New DTA Commissioner Michael Cole outlined the department’s response to sweeping federal changes to SNAP, including expanded documentation and work requirements, tighter payment‑error tolerances and the need to lower the state’s payment‑error rate (state error rates had risen during the public‑health emergency). Cole said DTA added nearly 80 front‑line SNAP caseworkers in January and planned additional call‑center and IT upgrades, including a rollout of chip‑enabled EBT cards to reduce skimming vulnerabilities.
DYS Commissioner Cecily Reardon described a smaller overall juvenile census than a decade ago and emphasized diversion, education completion and vocational training as core strategies that reduce reliance on residential placements. She said young people entering DYS have higher acuity and that the agency is investing in training, trauma‑informed care and a girls’ continuum that includes staff‑secure and hardware‑secure placements.
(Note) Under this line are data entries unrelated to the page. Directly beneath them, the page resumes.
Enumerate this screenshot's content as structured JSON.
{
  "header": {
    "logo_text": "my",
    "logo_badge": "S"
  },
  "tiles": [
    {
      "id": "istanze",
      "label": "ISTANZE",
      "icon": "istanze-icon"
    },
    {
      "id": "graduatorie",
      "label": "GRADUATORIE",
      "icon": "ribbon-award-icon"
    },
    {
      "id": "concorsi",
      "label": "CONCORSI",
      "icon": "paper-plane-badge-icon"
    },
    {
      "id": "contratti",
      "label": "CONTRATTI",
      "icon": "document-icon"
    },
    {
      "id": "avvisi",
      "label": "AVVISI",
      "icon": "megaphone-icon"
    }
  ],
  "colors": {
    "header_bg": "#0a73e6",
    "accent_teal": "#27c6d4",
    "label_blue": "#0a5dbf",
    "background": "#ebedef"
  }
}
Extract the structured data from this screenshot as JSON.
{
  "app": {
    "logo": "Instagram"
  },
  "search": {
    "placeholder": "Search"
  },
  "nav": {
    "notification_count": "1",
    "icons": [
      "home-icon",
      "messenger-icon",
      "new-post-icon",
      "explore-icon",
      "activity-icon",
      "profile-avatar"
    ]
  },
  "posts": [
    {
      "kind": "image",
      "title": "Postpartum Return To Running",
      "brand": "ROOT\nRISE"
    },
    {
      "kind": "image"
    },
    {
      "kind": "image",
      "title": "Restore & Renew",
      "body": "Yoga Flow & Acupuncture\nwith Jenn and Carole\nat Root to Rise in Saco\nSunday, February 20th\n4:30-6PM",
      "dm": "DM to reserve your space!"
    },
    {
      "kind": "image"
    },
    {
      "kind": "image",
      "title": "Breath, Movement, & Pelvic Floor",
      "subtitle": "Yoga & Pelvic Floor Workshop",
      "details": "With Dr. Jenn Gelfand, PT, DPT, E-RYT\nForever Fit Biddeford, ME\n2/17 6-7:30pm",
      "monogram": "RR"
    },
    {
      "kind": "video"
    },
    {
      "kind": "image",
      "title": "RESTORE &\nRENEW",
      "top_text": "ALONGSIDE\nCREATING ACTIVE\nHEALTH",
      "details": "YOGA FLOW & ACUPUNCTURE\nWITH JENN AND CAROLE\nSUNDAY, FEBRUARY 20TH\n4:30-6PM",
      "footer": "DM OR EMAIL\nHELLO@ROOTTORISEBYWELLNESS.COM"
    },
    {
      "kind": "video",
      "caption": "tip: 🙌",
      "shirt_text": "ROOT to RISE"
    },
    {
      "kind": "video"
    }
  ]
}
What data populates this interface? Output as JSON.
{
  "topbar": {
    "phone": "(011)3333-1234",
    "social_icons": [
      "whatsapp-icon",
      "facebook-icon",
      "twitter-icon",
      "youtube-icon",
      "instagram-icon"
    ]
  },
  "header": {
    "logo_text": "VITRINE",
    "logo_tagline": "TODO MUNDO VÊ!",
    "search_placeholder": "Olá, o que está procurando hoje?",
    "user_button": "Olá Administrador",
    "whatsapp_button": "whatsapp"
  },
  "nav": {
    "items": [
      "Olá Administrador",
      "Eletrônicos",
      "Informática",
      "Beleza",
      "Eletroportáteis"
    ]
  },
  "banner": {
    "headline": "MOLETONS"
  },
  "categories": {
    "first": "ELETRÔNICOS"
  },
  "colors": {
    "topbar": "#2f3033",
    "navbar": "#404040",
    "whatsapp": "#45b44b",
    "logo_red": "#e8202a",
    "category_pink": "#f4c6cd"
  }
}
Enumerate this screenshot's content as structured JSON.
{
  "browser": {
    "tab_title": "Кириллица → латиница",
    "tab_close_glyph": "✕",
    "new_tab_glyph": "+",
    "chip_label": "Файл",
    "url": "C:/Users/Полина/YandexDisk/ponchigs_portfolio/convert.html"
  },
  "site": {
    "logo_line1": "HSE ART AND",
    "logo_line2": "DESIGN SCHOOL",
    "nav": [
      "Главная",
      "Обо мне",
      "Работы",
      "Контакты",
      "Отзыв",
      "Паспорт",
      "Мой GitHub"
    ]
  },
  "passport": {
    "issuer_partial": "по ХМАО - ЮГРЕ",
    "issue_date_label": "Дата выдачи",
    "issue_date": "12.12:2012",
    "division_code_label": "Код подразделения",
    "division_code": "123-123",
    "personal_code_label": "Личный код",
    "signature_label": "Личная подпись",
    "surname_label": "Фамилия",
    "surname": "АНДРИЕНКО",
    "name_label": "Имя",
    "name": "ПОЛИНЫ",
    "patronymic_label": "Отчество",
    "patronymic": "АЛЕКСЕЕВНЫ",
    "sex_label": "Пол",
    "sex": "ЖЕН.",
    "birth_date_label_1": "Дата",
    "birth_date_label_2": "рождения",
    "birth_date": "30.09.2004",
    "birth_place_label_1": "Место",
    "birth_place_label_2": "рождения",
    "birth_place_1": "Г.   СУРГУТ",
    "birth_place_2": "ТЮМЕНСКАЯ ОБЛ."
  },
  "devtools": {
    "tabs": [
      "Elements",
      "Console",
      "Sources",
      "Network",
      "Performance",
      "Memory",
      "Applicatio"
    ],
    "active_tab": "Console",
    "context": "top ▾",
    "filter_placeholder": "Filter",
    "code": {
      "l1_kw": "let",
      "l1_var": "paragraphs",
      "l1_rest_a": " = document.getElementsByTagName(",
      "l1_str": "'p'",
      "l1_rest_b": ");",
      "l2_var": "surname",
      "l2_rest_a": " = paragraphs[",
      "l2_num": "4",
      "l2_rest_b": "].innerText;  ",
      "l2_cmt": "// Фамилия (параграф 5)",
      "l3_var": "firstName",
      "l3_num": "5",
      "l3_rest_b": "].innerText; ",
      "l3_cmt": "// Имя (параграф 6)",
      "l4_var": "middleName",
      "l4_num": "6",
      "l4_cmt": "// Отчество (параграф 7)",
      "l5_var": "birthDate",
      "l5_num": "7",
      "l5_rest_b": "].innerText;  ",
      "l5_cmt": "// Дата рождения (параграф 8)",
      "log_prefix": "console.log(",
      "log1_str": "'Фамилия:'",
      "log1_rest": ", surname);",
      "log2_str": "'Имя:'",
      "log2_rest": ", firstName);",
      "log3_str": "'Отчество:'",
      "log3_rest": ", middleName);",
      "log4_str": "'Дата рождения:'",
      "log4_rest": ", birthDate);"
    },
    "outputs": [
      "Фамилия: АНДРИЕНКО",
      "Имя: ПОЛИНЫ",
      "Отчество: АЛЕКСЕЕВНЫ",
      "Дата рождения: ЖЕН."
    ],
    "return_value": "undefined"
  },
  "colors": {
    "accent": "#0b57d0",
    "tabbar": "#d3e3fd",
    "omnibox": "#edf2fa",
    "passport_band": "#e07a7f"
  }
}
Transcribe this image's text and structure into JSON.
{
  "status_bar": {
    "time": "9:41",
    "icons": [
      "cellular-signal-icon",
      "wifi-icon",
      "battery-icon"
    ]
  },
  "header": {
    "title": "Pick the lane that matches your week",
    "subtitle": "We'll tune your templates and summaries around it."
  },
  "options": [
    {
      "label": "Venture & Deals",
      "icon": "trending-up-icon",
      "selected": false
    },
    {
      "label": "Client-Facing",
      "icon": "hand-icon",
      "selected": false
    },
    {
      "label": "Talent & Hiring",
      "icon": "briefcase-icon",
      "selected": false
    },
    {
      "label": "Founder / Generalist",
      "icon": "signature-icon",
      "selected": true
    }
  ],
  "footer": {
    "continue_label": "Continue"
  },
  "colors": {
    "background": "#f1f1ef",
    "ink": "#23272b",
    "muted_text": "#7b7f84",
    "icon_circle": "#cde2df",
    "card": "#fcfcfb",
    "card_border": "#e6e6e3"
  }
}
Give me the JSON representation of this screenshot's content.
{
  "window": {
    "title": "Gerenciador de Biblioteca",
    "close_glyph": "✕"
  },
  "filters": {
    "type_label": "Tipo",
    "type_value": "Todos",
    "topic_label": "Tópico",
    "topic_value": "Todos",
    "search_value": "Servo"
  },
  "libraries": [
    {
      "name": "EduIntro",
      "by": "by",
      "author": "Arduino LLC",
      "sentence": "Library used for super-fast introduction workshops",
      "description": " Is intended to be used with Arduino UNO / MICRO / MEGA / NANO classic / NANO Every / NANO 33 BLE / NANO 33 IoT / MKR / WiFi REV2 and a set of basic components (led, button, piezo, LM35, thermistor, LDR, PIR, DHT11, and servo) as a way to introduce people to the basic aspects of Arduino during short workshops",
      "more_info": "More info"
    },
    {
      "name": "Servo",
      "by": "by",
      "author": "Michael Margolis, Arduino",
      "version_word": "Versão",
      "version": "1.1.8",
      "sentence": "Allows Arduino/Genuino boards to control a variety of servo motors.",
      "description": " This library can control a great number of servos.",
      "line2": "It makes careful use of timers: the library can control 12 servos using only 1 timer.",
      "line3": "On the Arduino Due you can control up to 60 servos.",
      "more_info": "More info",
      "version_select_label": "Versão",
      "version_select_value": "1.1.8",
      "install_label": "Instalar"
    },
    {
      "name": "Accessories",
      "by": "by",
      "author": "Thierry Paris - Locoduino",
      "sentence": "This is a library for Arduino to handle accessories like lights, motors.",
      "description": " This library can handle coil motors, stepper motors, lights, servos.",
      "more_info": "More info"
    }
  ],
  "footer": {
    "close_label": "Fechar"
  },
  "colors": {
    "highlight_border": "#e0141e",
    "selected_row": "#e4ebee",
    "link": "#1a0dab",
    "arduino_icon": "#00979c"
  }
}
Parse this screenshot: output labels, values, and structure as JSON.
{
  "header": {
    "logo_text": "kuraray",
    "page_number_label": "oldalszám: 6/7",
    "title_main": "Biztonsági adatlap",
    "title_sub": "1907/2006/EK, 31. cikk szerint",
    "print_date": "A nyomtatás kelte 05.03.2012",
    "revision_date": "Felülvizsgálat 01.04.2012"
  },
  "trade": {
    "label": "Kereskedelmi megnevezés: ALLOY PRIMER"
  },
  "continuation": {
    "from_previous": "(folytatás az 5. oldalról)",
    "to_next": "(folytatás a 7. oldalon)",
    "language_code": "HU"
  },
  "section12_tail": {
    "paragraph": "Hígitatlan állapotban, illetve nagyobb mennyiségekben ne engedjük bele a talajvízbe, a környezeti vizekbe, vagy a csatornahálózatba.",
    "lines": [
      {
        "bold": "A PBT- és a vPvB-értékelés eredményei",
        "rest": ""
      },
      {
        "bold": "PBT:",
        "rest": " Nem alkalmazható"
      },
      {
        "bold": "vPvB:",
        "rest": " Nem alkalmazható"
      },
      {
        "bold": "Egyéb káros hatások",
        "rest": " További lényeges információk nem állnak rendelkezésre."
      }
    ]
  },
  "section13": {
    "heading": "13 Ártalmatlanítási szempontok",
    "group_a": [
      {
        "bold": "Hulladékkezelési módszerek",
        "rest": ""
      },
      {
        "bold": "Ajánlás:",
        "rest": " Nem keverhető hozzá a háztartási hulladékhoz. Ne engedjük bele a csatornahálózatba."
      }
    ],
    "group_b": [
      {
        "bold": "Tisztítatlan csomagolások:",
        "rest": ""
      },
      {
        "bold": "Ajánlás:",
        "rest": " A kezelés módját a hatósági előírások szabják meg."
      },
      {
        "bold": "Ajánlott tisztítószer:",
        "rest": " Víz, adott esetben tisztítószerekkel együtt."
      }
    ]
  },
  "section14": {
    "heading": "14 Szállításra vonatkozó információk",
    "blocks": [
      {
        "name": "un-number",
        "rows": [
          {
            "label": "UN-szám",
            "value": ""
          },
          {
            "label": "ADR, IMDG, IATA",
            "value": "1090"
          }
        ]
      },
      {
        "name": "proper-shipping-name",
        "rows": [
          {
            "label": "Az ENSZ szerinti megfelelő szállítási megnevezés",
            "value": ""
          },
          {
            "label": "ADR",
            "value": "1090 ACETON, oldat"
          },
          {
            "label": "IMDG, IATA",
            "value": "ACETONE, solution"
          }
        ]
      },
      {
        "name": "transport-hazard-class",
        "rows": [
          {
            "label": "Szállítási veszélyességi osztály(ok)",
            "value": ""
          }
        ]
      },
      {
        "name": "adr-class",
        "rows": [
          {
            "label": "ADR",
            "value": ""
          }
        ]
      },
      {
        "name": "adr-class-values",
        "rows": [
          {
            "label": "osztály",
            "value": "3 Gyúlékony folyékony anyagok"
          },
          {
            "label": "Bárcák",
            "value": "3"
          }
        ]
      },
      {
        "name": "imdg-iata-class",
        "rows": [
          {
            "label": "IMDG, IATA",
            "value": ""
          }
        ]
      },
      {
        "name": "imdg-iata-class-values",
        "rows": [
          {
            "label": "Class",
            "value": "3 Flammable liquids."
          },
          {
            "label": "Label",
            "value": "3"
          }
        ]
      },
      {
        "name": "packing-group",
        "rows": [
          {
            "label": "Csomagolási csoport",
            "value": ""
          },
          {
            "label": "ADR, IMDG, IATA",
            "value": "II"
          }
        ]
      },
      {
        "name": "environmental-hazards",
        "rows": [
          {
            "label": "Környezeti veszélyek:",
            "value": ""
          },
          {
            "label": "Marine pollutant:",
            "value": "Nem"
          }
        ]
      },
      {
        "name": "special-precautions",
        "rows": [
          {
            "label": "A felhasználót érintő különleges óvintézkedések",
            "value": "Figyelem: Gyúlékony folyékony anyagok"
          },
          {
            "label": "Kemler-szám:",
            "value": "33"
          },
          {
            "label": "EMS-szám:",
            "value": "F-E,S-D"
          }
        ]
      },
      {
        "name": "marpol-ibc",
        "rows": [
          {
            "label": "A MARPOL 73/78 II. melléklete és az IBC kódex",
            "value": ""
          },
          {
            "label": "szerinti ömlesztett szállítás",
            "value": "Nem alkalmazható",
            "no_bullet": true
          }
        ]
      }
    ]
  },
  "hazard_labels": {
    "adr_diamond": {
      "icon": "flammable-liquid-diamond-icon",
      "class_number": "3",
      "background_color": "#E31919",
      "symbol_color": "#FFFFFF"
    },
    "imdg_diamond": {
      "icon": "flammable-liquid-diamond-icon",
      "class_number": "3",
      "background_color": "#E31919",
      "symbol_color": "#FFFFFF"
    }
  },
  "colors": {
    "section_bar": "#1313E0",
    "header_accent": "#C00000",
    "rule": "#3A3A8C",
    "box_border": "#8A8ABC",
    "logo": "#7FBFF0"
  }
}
What legislators focused on
Throughout the hearing lawmakers sought detail on how allotted dollars translate to front‑line services. Recurring member concerns included: the effect of small line‑item reductions for high‑need programs (for example, home‑care lines cited in the MassAbility exchange); interpreter shortages at MCDHH and how the state will grow that workforce; the pace and early contract timing for ORI’s legal defense deployment; the DTA payment‑error rate (federal penalties escalate if the state does not return below a 6% error rate) and access to call‑center help; and demographic, access and reimbursement questions for veterans programs.
Several members urged additional data and follow‑up briefings — for instance, requests for the number of veterans served at each veterans home by race, gender and income; precise counts of MACE spending and client outcomes; and further modeling from DTA on how proposed asset or transitional provisions would affect families.
The next steps
Committee chairs said they would continue follow‑up with agencies and requested additional fiscal and programmatic materials. No formal votes were taken at the hearing; members deferred program decisions to upcoming budget deliberations.
Representative Russell Holmes, Senator Lydia Edwards and staff asked agency teams to return with more detailed expenditure rules, staffing plans and precise outcome metrics to inform appropriation choices.